En définitive, le vrai besoin derrière tout cela était peut-être d’avoir suffisamment confiance en moi, en ma capacité à plaire et donc à être acceptée (mais pas telle que j'étais), afin de me sentir à l’aise en toutes circonstances. Par analogie, me sentir destituée de beauté et de pouvoir si je n’étais pas suffisamment attirante (au naturel). Et on ne tardait pas à me le rappeler justement avec ces histoires de bonne ou de mauvaise mine. C’est désormais terminé : je me sens bien dans les deux cas. Avec ou sans maquillage, belle quand même et surtout, belle pour moi. Belle au naturel, sans ornement superflu et belle avec mes décorations : bijoux, maquillage et vêtements choisis avec soin.
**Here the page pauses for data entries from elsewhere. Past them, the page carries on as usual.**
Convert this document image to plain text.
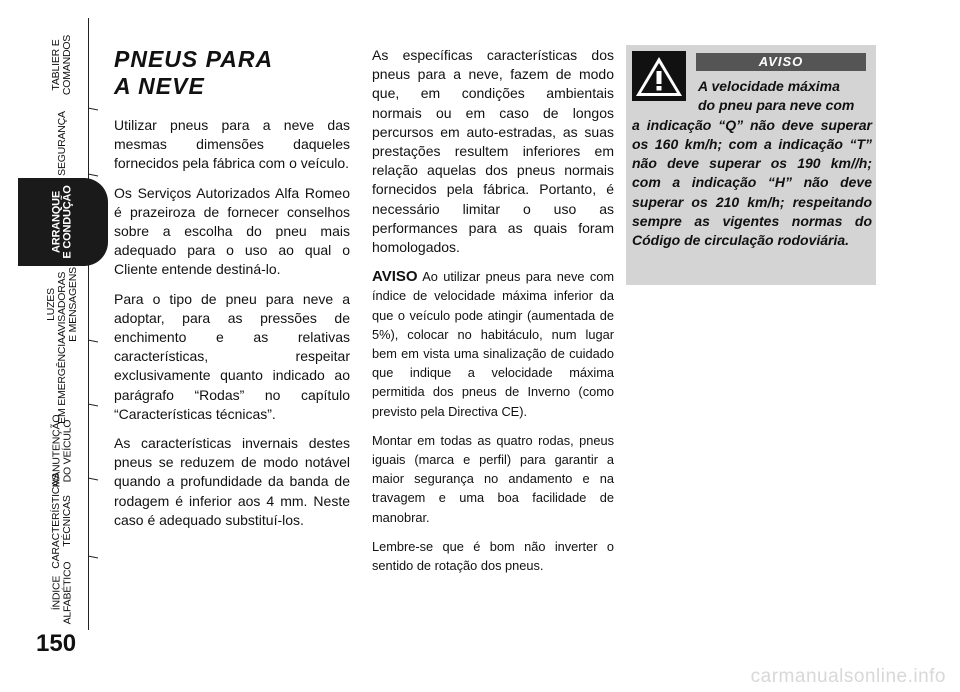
TABLIER E COMANDOS
SEGURANÇA
ARRANQUE E CONDUÇÃO
LUZES AVISADORAS E MENSAGENS
EM EMERGÊNCIA
MANUTENÇÃO DO VEÍCULO
CARACTERÍSTICAS TÉCNICAS
ÍNDICE ALFABÉTICO
150
PNEUS PARA
A NEVE

Utilizar pneus para a neve das mesmas dimensões daqueles fornecidos pela fábrica com o veículo.

Os Serviços Autorizados Alfa Romeo é prazeiroza de fornecer conselhos sobre a escolha do pneu mais adequado para o uso ao qual o Cliente entende destiná-lo.

Para o tipo de pneu para neve a adoptar, para as pressões de enchimento e as relativas características, respeitar exclusivamente quanto indicado ao parágrafo “Rodas” no capítulo “Características técnicas”.

As características invernais destes pneus se reduzem de modo notável quando a profundidade da banda de rodagem é inferior aos 4 mm. Neste caso é adequado substituí-los.

As específicas características dos pneus para a neve, fazem de modo que, em condições ambientais normais ou em caso de longos percursos em auto-estradas, as suas prestações resultem inferiores em relação aquelas dos pneus normais fornecidos pela fábrica. Portanto, é necessário limitar o uso as performances para as quais foram homologados.

AVISO Ao utilizar pneus para neve com índice de velocidade máxima inferior da que o veículo pode atingir (aumentada de 5%), colocar no habitáculo, num lugar bem em vista uma sinalização de cuidado que indique a velocidade máxima permitida dos pneus de Inverno (como previsto pela Directiva CE).

Montar em todas as quatro rodas, pneus iguais (marca e perfil) para garantir a maior segurança no andamento e na travagem e uma boa facilidade de manobrar.

Lembre-se que é bom não inverter o sentido de rotação dos pneus.

AVISO
A velocidade máxima
do pneu para neve com
a indicação “Q” não deve superar os 160 km/h; com a indicação “T” não deve superar os 190 km//h; com a indicação “H” não deve superar os 210 km/h; respeitando sempre as vigentes normas do Código de circulação rodoviária.
carmanualsonline.info
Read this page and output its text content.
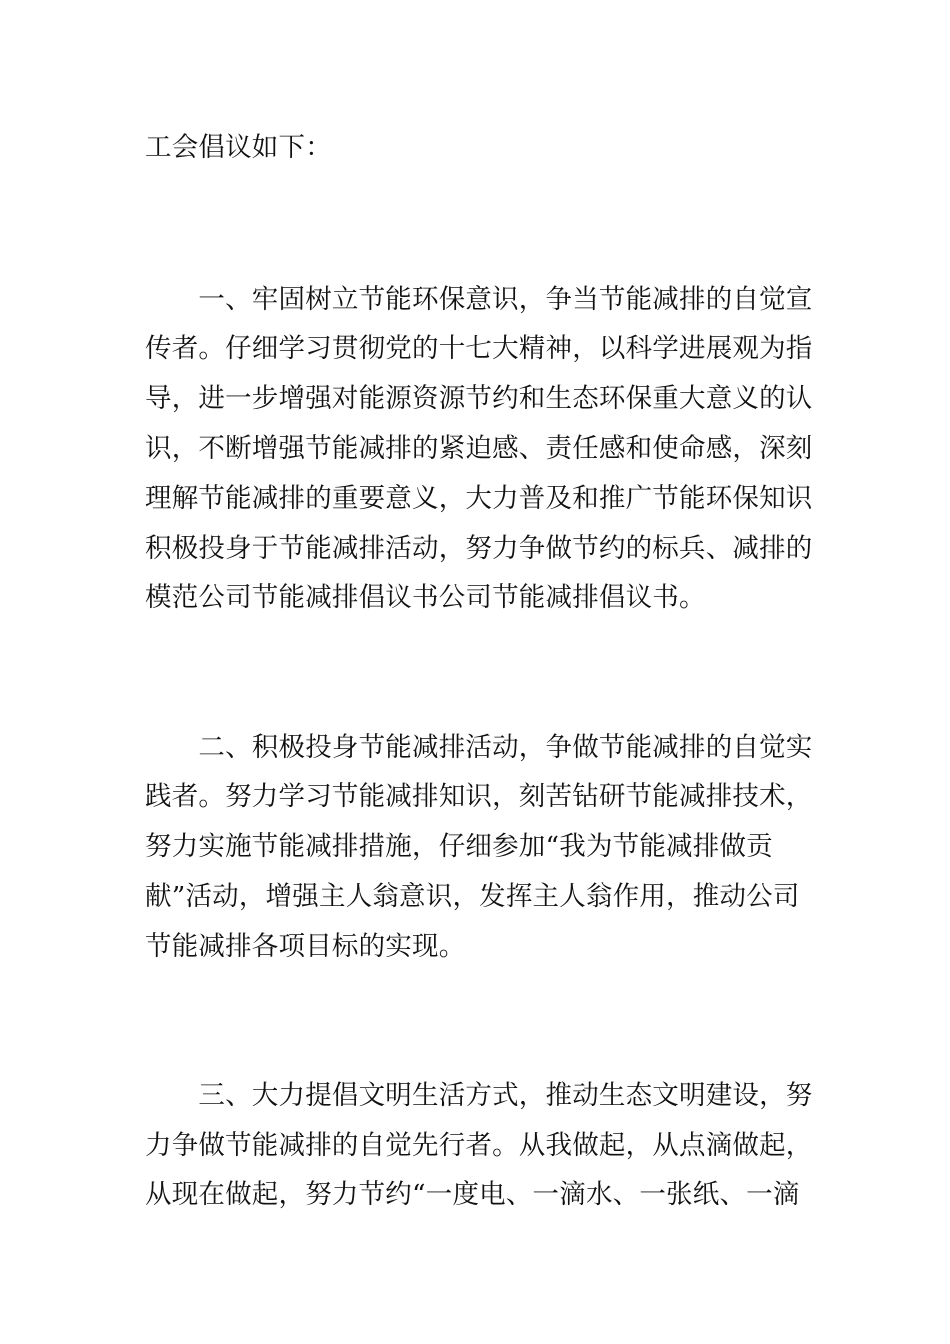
工会倡议如下：
　　一、牢固树立节能环保意识，争当节能减排的自觉宣
传者。仔细学习贯彻党的十七大精神，以科学进展观为指
导，进一步增强对能源资源节约和生态环保重大意义的认
识，不断增强节能减排的紧迫感、责任感和使命感，深刻
理解节能减排的重要意义，大力普及和推广节能环保知识
积极投身于节能减排活动，努力争做节约的标兵、减排的
模范公司节能减排倡议书公司节能减排倡议书。
　　二、积极投身节能减排活动，争做节能减排的自觉实
践者。努力学习节能减排知识，刻苦钻研节能减排技术，
努力实施节能减排措施，仔细参加“我为节能减排做贡
献”活动，增强主人翁意识，发挥主人翁作用，推动公司
节能减排各项目标的实现。
　　三、大力提倡文明生活方式，推动生态文明建设，努
力争做节能减排的自觉先行者。从我做起，从点滴做起，
从现在做起，努力节约“一度电、一滴水、一张纸、一滴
Mon maquillage est redevenu festif, rare et par conséquent plus précieux. Je l’utilise lorsque je le décide, non pas parce qu’il est mieux vu d'en porter ou parce que je suis en société. Me maquiller est devenu un plaisir que je choisis, même parfois seule chez moi. Je ne lui ai pas dit adieu, au contraire. Ma « sale tête fatiguée » vogue au grand jour désormais ; elle est juste une tête, parfois fatiguée, parfois pas du tout ! Parfois souriante, parfois triste, pour plus d’authenticité. Un horrible bouton pointe ? Tant pis, c’est la vie.